Electric Force Calc: 4µC, -3µC, 4µC at 10cm, 4cm,-2cm

[redhot209]

Note: ^i means carrot on top of variable

Homework Statement

A particle with charge 4 µC is located on the x-axis at the point 10 cm, and a second particle with charge -3 µC is placed on the x-axis at 4 cm. What is the magnitude of the total electrostatic force on a third particle with a charge 4 µC placed on the x-axis at -2 cm?
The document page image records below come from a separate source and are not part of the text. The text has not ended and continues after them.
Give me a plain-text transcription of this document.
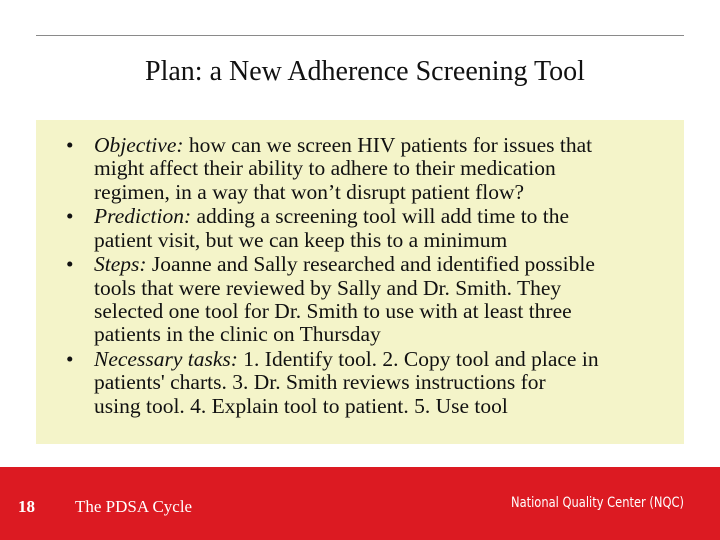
Plan: a New Adherence Screening Tool
• Objective: how can we screen HIV patients for issues that
might affect their ability to adhere to their medication
regimen, in a way that won’t disrupt patient flow?
• Prediction: adding a screening tool will add time to the
patient visit, but we can keep this to a minimum
• Steps: Joanne and Sally researched and identified possible
tools that were reviewed by Sally and Dr. Smith. They
selected one tool for Dr. Smith to use with at least three
patients in the clinic on Thursday
• Necessary tasks: 1. Identify tool. 2. Copy tool and place in
patients' charts. 3. Dr. Smith reviews instructions for
using tool. 4. Explain tool to patient. 5. Use tool
18 The PDSA Cycle	National Quality Center (NQC)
Answer in units of N.

The Attempt at a Solution

1) I converted all my variables to µC = C , and cm = m
q1 = 4 µC = 4e-6
q2 = -3 µC = -3e-6
q3 = 4 µC = 4e-6
x1 = 10 cm = 0.1 m
x2 = 4 cm = 0.04 m
x3 = -2 cm = -0.02 m

2 By using Coulom's law in vector form:
F₁₃= ke(q1q3/r²)^r₁₃
where ^r₁₃ is a unit vector directed from q1 to q3; i.e., ->r13 = ->r3 - ->r1

x13 = x3 - x1
(-0.02m)-(0.1m) = -0.12m
x23 = x3 - x2
(-0.02m)-(0.04) = -0.06 m

^x₁₃ = x₃-x₁/ √(x₃-x₁)^2 = -1 or -^i
^x₂₃ = x₃-x₂/ √(x₃-x₂)^2 = 1 or +^i

Since the forces are collinear, the force on the third particle is the algrebracis sum of the forces between the first and third and the second and third particles.

->F = ->F₁₃ + ->F₂₃
= k_e [q₁/ r²₁₃ X ^r₁₃ + q₂ / r²₂₃ x^r₁₃ ] q₃

After putting in the variables, I got 33.9444444445 N as my answer, but was wrong. What did i do wrong?

 

[rl.bhat]

First of all find the force between 4micro C at -2 cm and 4 micro C at 10 cm. It is repulsive force. Next find the force between 4micro C at -2 cm and -3 micro C at 4 cm. It is attractive force. Now find the net electrostatic force on the third charge.